Convergence of Uniformly Distributed Random Variables (n-dimensional)

Question

Suppose that ${U_n} = ({U_{n1}},{U_{n2}},...,{U_{nn}})$ is uniformly distributed over the n-dimensional cube ${C_n}={[0,2]^n}$ for each $n=1,2,...$ That is, that the distribution of ${U_n}$ is ${Q_n}(dx) = {2^{-n}} {{\chi}_{C_{n}(x)}}{m_n}(dx)$, where ${m_n}$ is n-dimensional Lebesgue measure. Let ${X_n} = ({U_{n1}}{U_{n2}}...{U_{nn}}), n \geq 1$. Show that:

a) ${X_n} \rightarrow 0$ in probability as $n \rightarrow \infty$, and

b) $\{{X_n} : n > 1\}$ is not uniformly integrable.

Attempt at a solution:

We want to show that, for each $\epsilon > 0$, $P(|{X_n} - X|>\epsilon) \rightarrow 0$ as $n \rightarrow \infty$. Now, $$P(|{X_n}|>\epsilon) = 1-\int {\frac{1}{{{2^n}}}} {\chi _{[{X_n} < \varepsilon ]}}{m_n}(dx)$$ so then $$P(|{U_{n1}}{U_{n2}}...{U_{nn}}|>\epsilon) = 1- \int {\frac{1}{{{2^n}}}} {\chi _{[{X_n} < \varepsilon ]}}{m_n}(dx)$$ $$=1- \frac{{{\varepsilon ^n}}}{{{2^n}}}$$ which is where I'm stuck. Is the math up to here correct? I'm just beginning to study probability, so I know that there are some similar questions on this site but the answers involve martingales and other concepts that we haven't reached yet. I'm also pretty shaky on my measure theory, so there is probably a nuance somewhere in the integral calculation that I'm missing.
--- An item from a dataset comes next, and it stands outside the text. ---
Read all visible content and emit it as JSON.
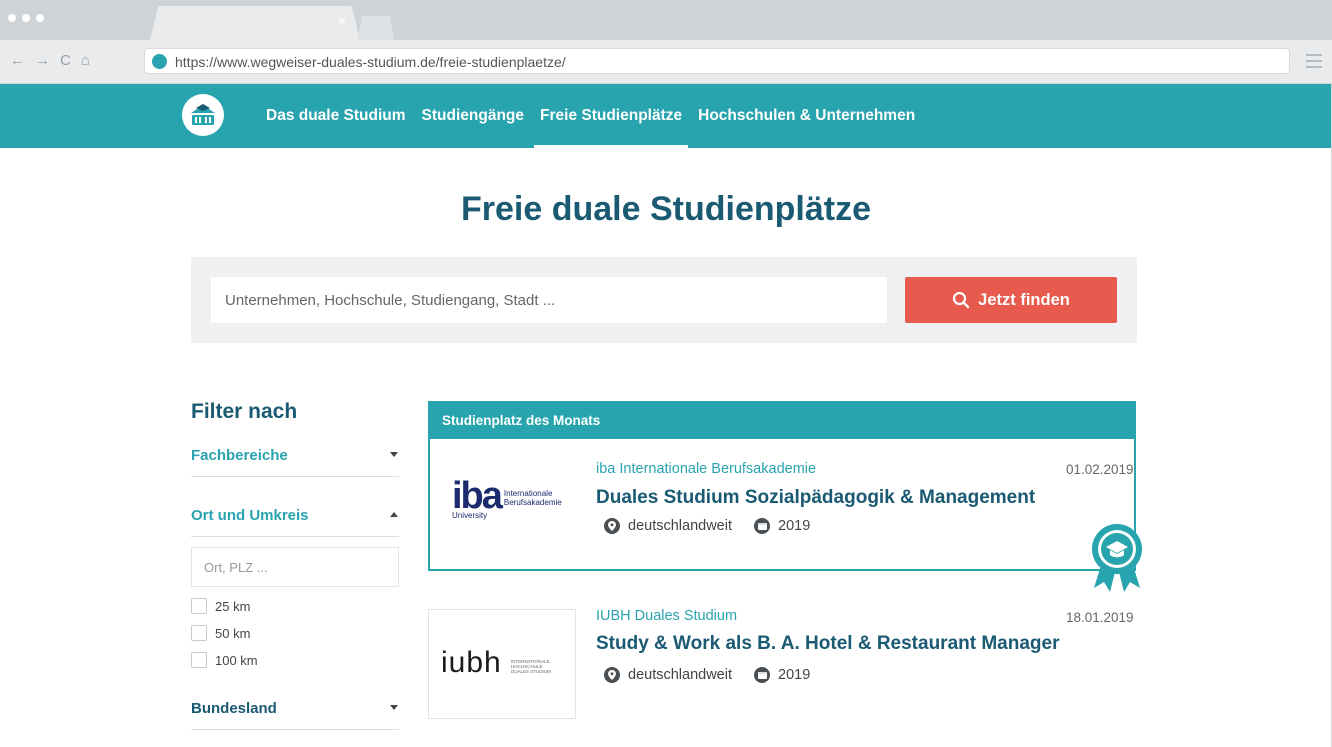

For part b, I'm really not even sure where to start.

Answer 1

A way to show convergence in probability to $0$ is to show that $\mathbb E\left[\sqrt{X_n}\right]\to 0$. This can be done in the following way: we observe that $$ \mathbb E\left[\sqrt{X_n}\right]=2^{-n}\int_{[0,2]^n}\prod_{i=1}^n\sqrt{x_i}\mathrm dx_1\dots\mathrm dx_n=\left(\frac 12\int_0^2\sqrt u\mathrm du\right)^n $$ and since $\frac 12\int_0^2\sqrt u\mathrm du=2^{3/2}/3\lt 1$, it follows that $\mathbb E\left[\sqrt{X_n}\right]\to 0$.

Observe that $\mathbb E[X_n]=1$. If the sequence $\left(X_n\right)_{n\geqslant 1}$ was uniformly integrable, then by item 6 of this answer, we would deduce from the convergence in probability to $0$ that $\mathbb E[X_n]\to 0$, which is not the case as $\mathbb E[X_n]=1$.